In ihrer Neuinterpretation des „Gregorius“ von Hartmann von Aue stellt Anja Becker die These auf, das gesamte Werk sei in der Form eines disputativen Streitgesprächs gestaltet. Den Ausgangspunkt ihrer Argumentation stellt dabei der Dialog zwischen Gregorius und dem Abt dar, welchen sie als Schlüsselszene der Geschichte versteht. Ihre erklärte Absicht ist es, „mithilfe einer neuen Beschreibungssprache überhaupt wieder einen Zugang zu diesem toten Klassiker zu eröffnen“[1], ohne sich auf die im Zentrum vieler Interpretationen stehende Schuldfrage zu beschränken, in deren Beantwortung sich die Diskussion um das Werk häufig verläuft.
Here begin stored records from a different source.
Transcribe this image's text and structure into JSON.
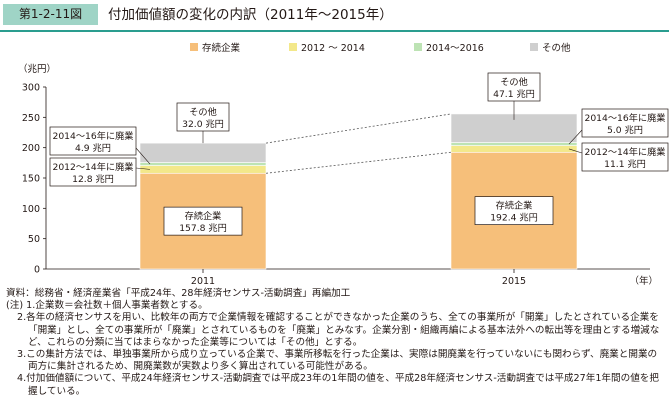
{
  "figure": {
    "label": "第1-2-11図",
    "title": "付加価値額の変化の内訳（2011年～2015年）"
  },
  "colors": {
    "continuing": "#f6bf7a",
    "closed_2012_2014": "#f3e88a",
    "closed_2014_2016": "#bde3b4",
    "other": "#cfcfcf",
    "label_bg": "#ffffff",
    "header_accent": "#9fd4c6",
    "divider": "#2a9d8f"
  },
  "chart_data": {
    "type": "bar",
    "stacked": true,
    "categories": [
      "2011",
      "2015"
    ],
    "unit_label": "（兆円）",
    "xlabel": "（年）",
    "ylim": [
      0,
      300
    ],
    "yticks": [
      "0",
      "50",
      "100",
      "150",
      "200",
      "250",
      "300"
    ],
    "legend_position": "top",
    "grid": false,
    "legend": [
      "存続企業",
      "2012 ～ 2014",
      "2014～2016",
      "その他"
    ],
    "series": [
      {
        "name": "存続企業",
        "values": [
          157.8,
          192.4
        ],
        "color_key": "continuing"
      },
      {
        "name": "2012 ～ 2014",
        "values": [
          12.8,
          11.1
        ],
        "color_key": "closed_2012_2014"
      },
      {
        "name": "2014～2016",
        "values": [
          4.9,
          5.0
        ],
        "color_key": "closed_2014_2016"
      },
      {
        "name": "その他",
        "values": [
          32.0,
          47.1
        ],
        "color_key": "other"
      }
    ],
    "annotations": {
      "2011": {
        "存続企業": [
          "存続企業",
          "157.8 兆円"
        ],
        "2012 ～ 2014": [
          "2012～14年に廃業",
          "12.8 兆円"
        ],
        "2014～2016": [
          "2014～16年に廃業",
          "4.9 兆円"
        ],
        "その他": [
          "その他",
          "32.0 兆円"
        ]
      },
      "2015": {
        "存続企業": [
          "存続企業",
          "192.4 兆円"
        ],
        "2012 ～ 2014": [
          "2012～14年に廃業",
          "11.1 兆円"
        ],
        "2014～2016": [
          "2014～16年に廃業",
          "5.0 兆円"
        ],
        "その他": [
          "その他",
          "47.1 兆円"
        ]
      }
    }
  },
  "notes": {
    "source": "資料：総務省・経済産業省「平成24年、28年経済センサス-活動調査」再編加工",
    "note1": "(注) 1.企業数＝会社数＋個人事業者数とする。",
    "note2": "2.各年の経済センサスを用い、比較年の両方で企業情報を確認することができなかった企業のうち、全ての事業所が「開業」したとされている企業を「開業」とし、全ての事業所が「廃業」とされているものを「廃業」とみなす。企業分割・組織再編による基本法外への転出等を理由とする増減など、これらの分類に当てはまらなかった企業等については「その他」とする。",
    "note3": "3.この集計方法では、単独事業所から成り立っている企業で、事業所移転を行った企業は、実際は開廃業を行っていないにも関わらず、廃業と開業の両方に集計されるため、開廃業数が実数より多く算出されている可能性がある。",
    "note4": "4.付加価値額について、平成24年経済センサス-活動調査では平成23年の1年間の値を、平成28年経済センサス-活動調査では平成27年1年間の値を把握している。"
  }
}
Charakteristika der Disputation

Die Disputatio in forma, die allgemein als Streitgespräch mit festgelegtem Ablauf und Regeln definiert werden kann, etablierte sich im 12. Jahrhundert nicht nur als Lehrmethode neben der Lectio an Universitäten, sondern prägte das gesamte intellektuelle Leben des Mittelalters. Vor allem die Ausführungen Aristoteles zu diesem Thema im 8.Buch seiner „Topik“ bilden die Grundlage für Beckers These.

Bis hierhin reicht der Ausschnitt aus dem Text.